In 1998, I finally decided to get a guide-dog. Of course, I had to get used to not having a cane in front of me to be able to detect objects before
it was right in front of my belly. I also had to attain my balancing act between depending on my dog entirely vs. making all the judgment calls so as
not for one to outweigh the other. To make a long story short, though, the whole three-year ordeal did not work out. Despite all the work I did with
him at the advice of the school, my dog seemed to only want to do what he wanted to do instead of what he was supposed to do. Unless he was given food
as a reward for doing the right thing, then he did not seem to want to be bothered with doing the right thing. I ended up being the one to make all the
judgment calls; no shared teamwork at all.

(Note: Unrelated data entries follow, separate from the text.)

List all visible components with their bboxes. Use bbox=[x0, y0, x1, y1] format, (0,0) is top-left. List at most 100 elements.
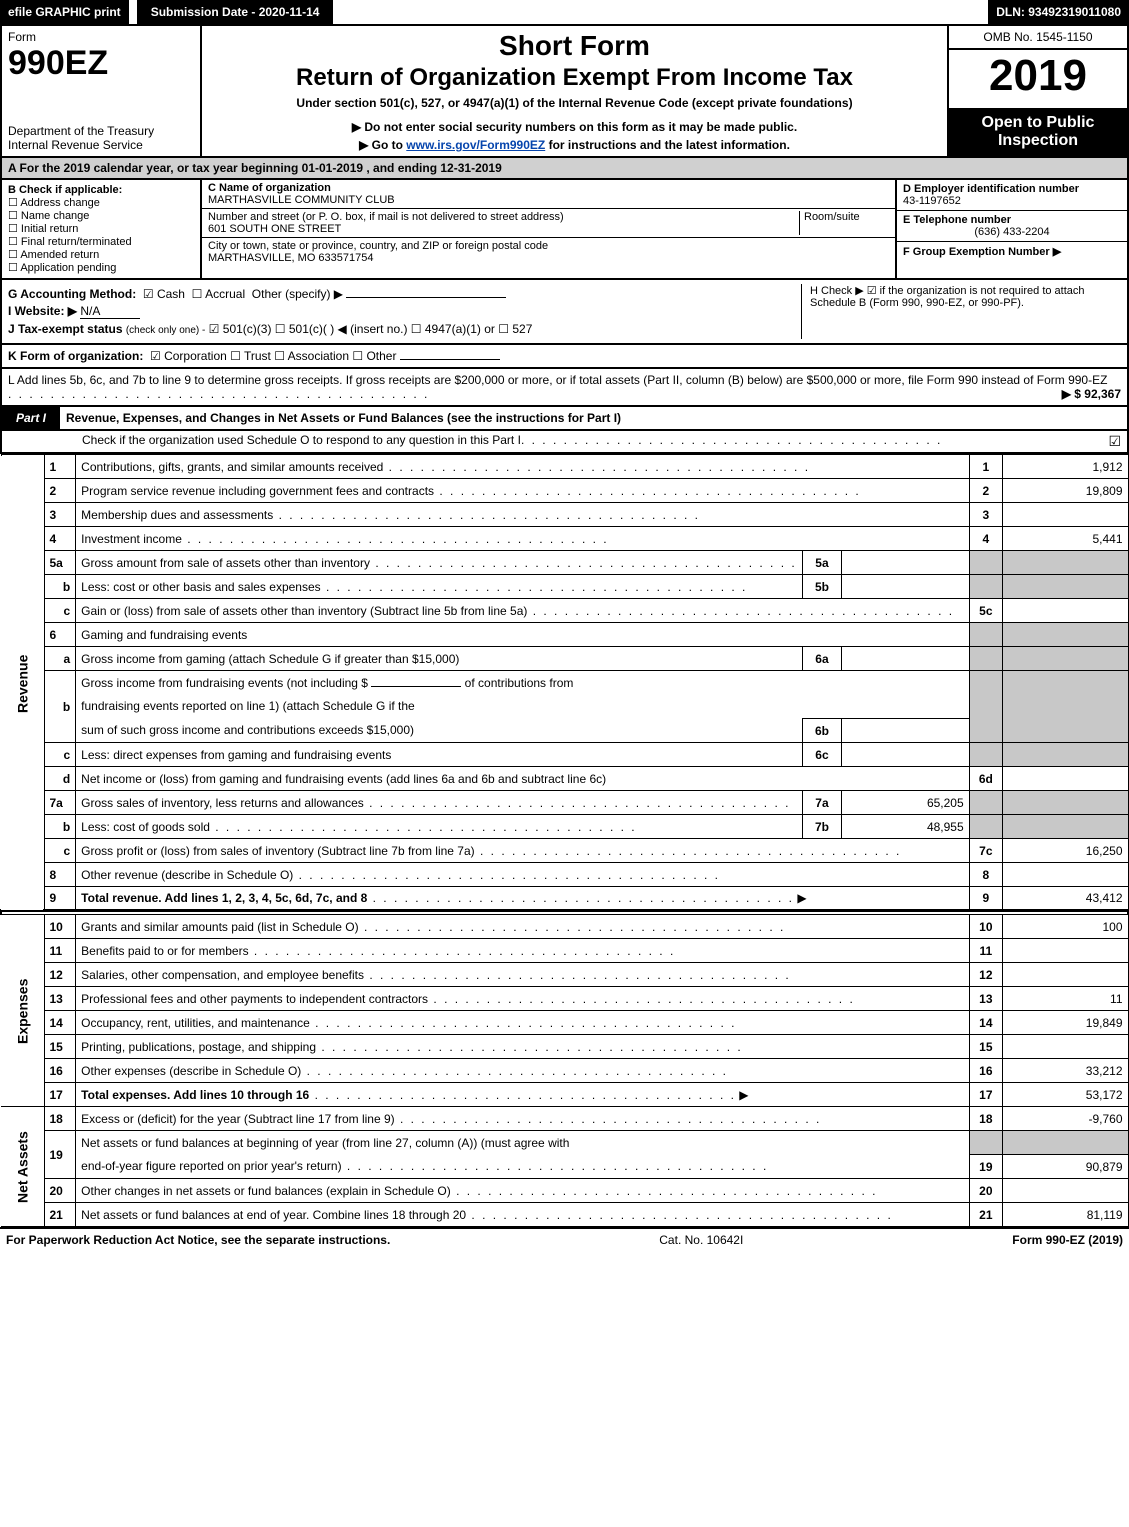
k-options[interactable]: ☑ Corporation ☐ Trust ☐ Association ☐ Ot… bbox=[150, 349, 396, 363]
g-other-input[interactable] bbox=[346, 297, 506, 298]
chk-initial-return[interactable]: Initial return bbox=[8, 222, 194, 235]
table-row: 21 Net assets or fund balances at end of… bbox=[1, 1203, 1128, 1227]
open-public-badge: Open to Public Inspection bbox=[949, 108, 1127, 156]
grey-cell bbox=[969, 791, 1002, 815]
header-left: Form 990EZ Department of the Treasury In… bbox=[2, 26, 202, 156]
ln-1-desc: Contributions, gifts, grants, and simila… bbox=[76, 455, 969, 479]
ln-3-col: 3 bbox=[969, 503, 1002, 527]
col-b-checkboxes: B Check if applicable: Address change Na… bbox=[2, 180, 202, 278]
table-row: c Gain or (loss) from sale of assets oth… bbox=[1, 599, 1128, 623]
j-options[interactable]: ☑ 501(c)(3) ☐ 501(c)( ) ◀ (insert no.) ☐… bbox=[209, 322, 533, 336]
ln-5c-num: c bbox=[44, 599, 76, 623]
part1-sub: Check if the organization used Schedule … bbox=[0, 431, 1129, 454]
table-row: Expenses 10 Grants and similar amounts p… bbox=[1, 915, 1128, 939]
ln-5c-col: 5c bbox=[969, 599, 1002, 623]
ln-2-col: 2 bbox=[969, 479, 1002, 503]
ln-6d-col: 6d bbox=[969, 767, 1002, 791]
ln-5a-num: 5a bbox=[44, 551, 76, 575]
ln-6c-il: 6c bbox=[802, 743, 842, 767]
ln-14-val: 19,849 bbox=[1003, 1011, 1128, 1035]
ln-20-desc: Other changes in net assets or fund bala… bbox=[76, 1179, 969, 1203]
grey-cell bbox=[1003, 575, 1128, 599]
ln-3-num: 3 bbox=[44, 503, 76, 527]
part1-checkbox[interactable]: ☑ bbox=[1091, 433, 1121, 450]
ln-1-num: 1 bbox=[44, 455, 76, 479]
c-name-label: C Name of organization bbox=[208, 182, 889, 194]
ln-13-col: 13 bbox=[969, 987, 1002, 1011]
ln-17-desc: Total expenses. Add lines 10 through 16 bbox=[76, 1083, 969, 1107]
chk-application-pending[interactable]: Application pending bbox=[8, 261, 194, 274]
city-label: City or town, state or province, country… bbox=[208, 240, 548, 252]
table-row: 9 Total revenue. Add lines 1, 2, 3, 4, 5… bbox=[1, 887, 1128, 911]
ln-14-col: 14 bbox=[969, 1011, 1002, 1035]
ln-19-desc2: end-of-year figure reported on prior yea… bbox=[76, 1155, 969, 1179]
ln-9-text: Total revenue. Add lines 1, 2, 3, 4, 5c,… bbox=[81, 891, 367, 905]
grey-cell bbox=[1003, 791, 1128, 815]
efile-print-button[interactable]: efile GRAPHIC print bbox=[0, 0, 131, 24]
j-label: J Tax-exempt status bbox=[8, 322, 123, 336]
ln-5a-iv bbox=[842, 551, 969, 575]
header-center: Short Form Return of Organization Exempt… bbox=[202, 26, 947, 156]
ln-7b-num: b bbox=[44, 815, 76, 839]
ln-19-num: 19 bbox=[44, 1131, 76, 1179]
table-row: 2 Program service revenue including gove… bbox=[1, 479, 1128, 503]
ln-6d-num: d bbox=[44, 767, 76, 791]
h-schedule-b: H Check ▶ ☑ if the organization is not r… bbox=[801, 284, 1121, 339]
ln-7b-iv: 48,955 bbox=[842, 815, 969, 839]
g-cash[interactable]: Cash bbox=[157, 287, 185, 301]
ln-18-num: 18 bbox=[44, 1107, 76, 1131]
ln-18-val: -9,760 bbox=[1003, 1107, 1128, 1131]
ln-10-col: 10 bbox=[969, 915, 1002, 939]
header-right: OMB No. 1545-1150 2019 Open to Public In… bbox=[947, 26, 1127, 156]
ln-12-num: 12 bbox=[44, 963, 76, 987]
g-label: G Accounting Method: bbox=[8, 287, 136, 301]
sub3-suffix: for instructions and the latest informat… bbox=[545, 138, 790, 152]
ln-20-col: 20 bbox=[969, 1179, 1002, 1203]
g-other[interactable]: Other (specify) ▶ bbox=[252, 287, 343, 301]
k-other-input[interactable] bbox=[400, 359, 500, 360]
submission-date-button[interactable]: Submission Date - 2020-11-14 bbox=[135, 0, 334, 24]
ln-13-desc: Professional fees and other payments to … bbox=[76, 987, 969, 1011]
g-accrual[interactable]: Accrual bbox=[205, 287, 245, 301]
ln-6b-blank[interactable] bbox=[371, 686, 461, 687]
grey-cell bbox=[969, 575, 1002, 599]
ln-4-desc: Investment income bbox=[76, 527, 969, 551]
chk-name-change[interactable]: Name change bbox=[8, 209, 194, 222]
footer-left: For Paperwork Reduction Act Notice, see … bbox=[6, 1233, 390, 1247]
ln-13-val: 11 bbox=[1003, 987, 1128, 1011]
ln-11-num: 11 bbox=[44, 939, 76, 963]
table-row: 5a Gross amount from sale of assets othe… bbox=[1, 551, 1128, 575]
table-row: d Net income or (loss) from gaming and f… bbox=[1, 767, 1128, 791]
ln-3-val bbox=[1003, 503, 1128, 527]
header-sub3: ▶ Go to www.irs.gov/Form990EZ for instru… bbox=[208, 138, 941, 152]
ln-8-num: 8 bbox=[44, 863, 76, 887]
d-ein-label: D Employer identification number bbox=[903, 183, 1121, 195]
ln-3-desc: Membership dues and assessments bbox=[76, 503, 969, 527]
table-row: 11 Benefits paid to or for members 11 bbox=[1, 939, 1128, 963]
street-value: 601 SOUTH ONE STREET bbox=[208, 223, 799, 235]
return-title: Return of Organization Exempt From Incom… bbox=[208, 64, 941, 92]
form-header: Form 990EZ Department of the Treasury In… bbox=[0, 26, 1129, 158]
irs-link[interactable]: www.irs.gov/Form990EZ bbox=[406, 138, 545, 152]
ln-9-col: 9 bbox=[969, 887, 1002, 911]
table-row: sum of such gross income and contributio… bbox=[1, 719, 1128, 743]
chk-address-change[interactable]: Address change bbox=[8, 196, 194, 209]
ln-5c-desc: Gain or (loss) from sale of assets other… bbox=[76, 599, 969, 623]
ln-10-desc: Grants and similar amounts paid (list in… bbox=[76, 915, 969, 939]
l-text: L Add lines 5b, 6c, and 7b to line 9 to … bbox=[8, 373, 1107, 387]
table-row: c Less: direct expenses from gaming and … bbox=[1, 743, 1128, 767]
page-footer: For Paperwork Reduction Act Notice, see … bbox=[0, 1227, 1129, 1251]
chk-amended-return[interactable]: Amended return bbox=[8, 248, 194, 261]
ln-6a-il: 6a bbox=[802, 647, 842, 671]
table-row: 4 Investment income 4 5,441 bbox=[1, 527, 1128, 551]
ln-21-num: 21 bbox=[44, 1203, 76, 1227]
table-row: 15 Printing, publications, postage, and … bbox=[1, 1035, 1128, 1059]
ln-12-val bbox=[1003, 963, 1128, 987]
grey-cell bbox=[1003, 743, 1128, 767]
j-sub: (check only one) - bbox=[126, 325, 205, 336]
chk-final-return[interactable]: Final return/terminated bbox=[8, 235, 194, 248]
ln-6b-t1b: of contributions from bbox=[465, 676, 574, 690]
line-l: L Add lines 5b, 6c, and 7b to line 9 to … bbox=[0, 369, 1129, 407]
table-row: 20 Other changes in net assets or fund b… bbox=[1, 1179, 1128, 1203]
grey-cell bbox=[969, 671, 1002, 743]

In thinking back on all that I went through with using a guide-dog, some of my problems were due to the dog. But I also think that some of my other
problems stem from my bias of cane-travel being easier than guide-dog travel and the issues and concerns I addressed in the above paragraphs. Yes, it
was nice to have someone to talk to when you are sitting alone at a bus stop, but it was not worth all the problems I had.